Later that afternoon, and further back down the line in Shaktoolik, mushers in the latter part of the top ten were resting their teams. Aliy Zirkle entertained a group of school-aged female admirers outside the welcoming Shaktoolik checkpoint as she bootied her crew. Pete Kaiser rested inside the building, which boasted tables laden with food. For a few days this would be a busy social gathering spot for mushers, townspeople, race volunteers, veterinarians and members of the media.

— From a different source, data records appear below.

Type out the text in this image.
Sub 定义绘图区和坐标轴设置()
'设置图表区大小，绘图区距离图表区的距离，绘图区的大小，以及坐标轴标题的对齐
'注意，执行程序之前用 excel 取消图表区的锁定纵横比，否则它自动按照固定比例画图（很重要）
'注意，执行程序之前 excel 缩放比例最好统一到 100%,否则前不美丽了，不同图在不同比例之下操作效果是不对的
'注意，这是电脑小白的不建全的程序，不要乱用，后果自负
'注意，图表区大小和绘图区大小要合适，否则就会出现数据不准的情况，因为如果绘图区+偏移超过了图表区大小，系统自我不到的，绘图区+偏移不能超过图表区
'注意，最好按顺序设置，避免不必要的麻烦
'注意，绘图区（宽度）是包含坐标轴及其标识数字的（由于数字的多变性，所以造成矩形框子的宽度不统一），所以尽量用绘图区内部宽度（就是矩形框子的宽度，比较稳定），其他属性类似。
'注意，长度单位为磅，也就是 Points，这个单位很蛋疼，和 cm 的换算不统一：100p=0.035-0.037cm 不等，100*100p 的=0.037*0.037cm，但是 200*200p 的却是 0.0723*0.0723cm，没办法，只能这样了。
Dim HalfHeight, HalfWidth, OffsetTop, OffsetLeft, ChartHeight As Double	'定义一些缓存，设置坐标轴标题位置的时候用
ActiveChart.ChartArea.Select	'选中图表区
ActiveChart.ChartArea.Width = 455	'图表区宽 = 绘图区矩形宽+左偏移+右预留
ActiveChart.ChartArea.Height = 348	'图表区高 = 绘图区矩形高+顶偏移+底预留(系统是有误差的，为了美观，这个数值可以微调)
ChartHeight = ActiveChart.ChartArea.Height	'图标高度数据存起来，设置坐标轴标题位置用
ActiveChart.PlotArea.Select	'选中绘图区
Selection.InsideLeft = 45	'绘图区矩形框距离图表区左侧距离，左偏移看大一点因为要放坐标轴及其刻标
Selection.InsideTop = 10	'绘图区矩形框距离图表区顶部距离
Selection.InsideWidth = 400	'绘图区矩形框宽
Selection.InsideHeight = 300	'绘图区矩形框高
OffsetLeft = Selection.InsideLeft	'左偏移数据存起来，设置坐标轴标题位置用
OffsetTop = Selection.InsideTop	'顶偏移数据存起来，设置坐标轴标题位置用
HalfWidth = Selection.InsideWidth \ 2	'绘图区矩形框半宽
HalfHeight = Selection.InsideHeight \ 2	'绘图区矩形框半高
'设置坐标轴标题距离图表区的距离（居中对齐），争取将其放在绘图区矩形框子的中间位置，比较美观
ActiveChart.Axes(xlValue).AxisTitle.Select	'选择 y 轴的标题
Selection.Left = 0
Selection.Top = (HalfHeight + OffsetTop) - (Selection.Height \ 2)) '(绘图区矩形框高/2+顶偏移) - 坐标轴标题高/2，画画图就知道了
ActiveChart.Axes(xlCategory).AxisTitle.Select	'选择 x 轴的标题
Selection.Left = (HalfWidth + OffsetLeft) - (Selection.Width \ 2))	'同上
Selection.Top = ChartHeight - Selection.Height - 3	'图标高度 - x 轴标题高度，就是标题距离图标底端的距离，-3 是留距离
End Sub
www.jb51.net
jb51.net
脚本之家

Shaktoolik resident Rhoda Asicksik sat at one of the tables and related her past experiences of housing mushers. “Back in the day my husband and I used to take in Rick Swenson,” she said. “He was always practically one of the first ones to arrive into Old Site, where we were living.”
“My mother used to be our neighbor across the street, and she would take in Susan Butcher and Joe Redington.” added Asicksik. “There was one time when Joe had this very bad mishap where he broke a rib or two, so he had to scratch here in Shaktoolik. My mom, bless her heart, chartered a plane for Joe Redington and all his dogs from here in Shaktoolik to Nome.”
Arguably the rowdiest and most energetic welcome of the day was bestowed upon race leader Mitch Seavey as a throng of children ran alongside his sled when he entered the Elim checkpoint at 3:28 p.m. A wise volunteer crew set spectator parameters for a crowd that went four deep.
“I’ve been traveling down the trail. This is stop number six,” said Teacher on the Trail Annie Kelley as she watched a business-like Seavey feed a dog team that gladly accepted his offering. She concurred about the hospitality along the way. “It’s just amazing. More food than you could ever want at the checkpoints. Everyone has been so welcoming.”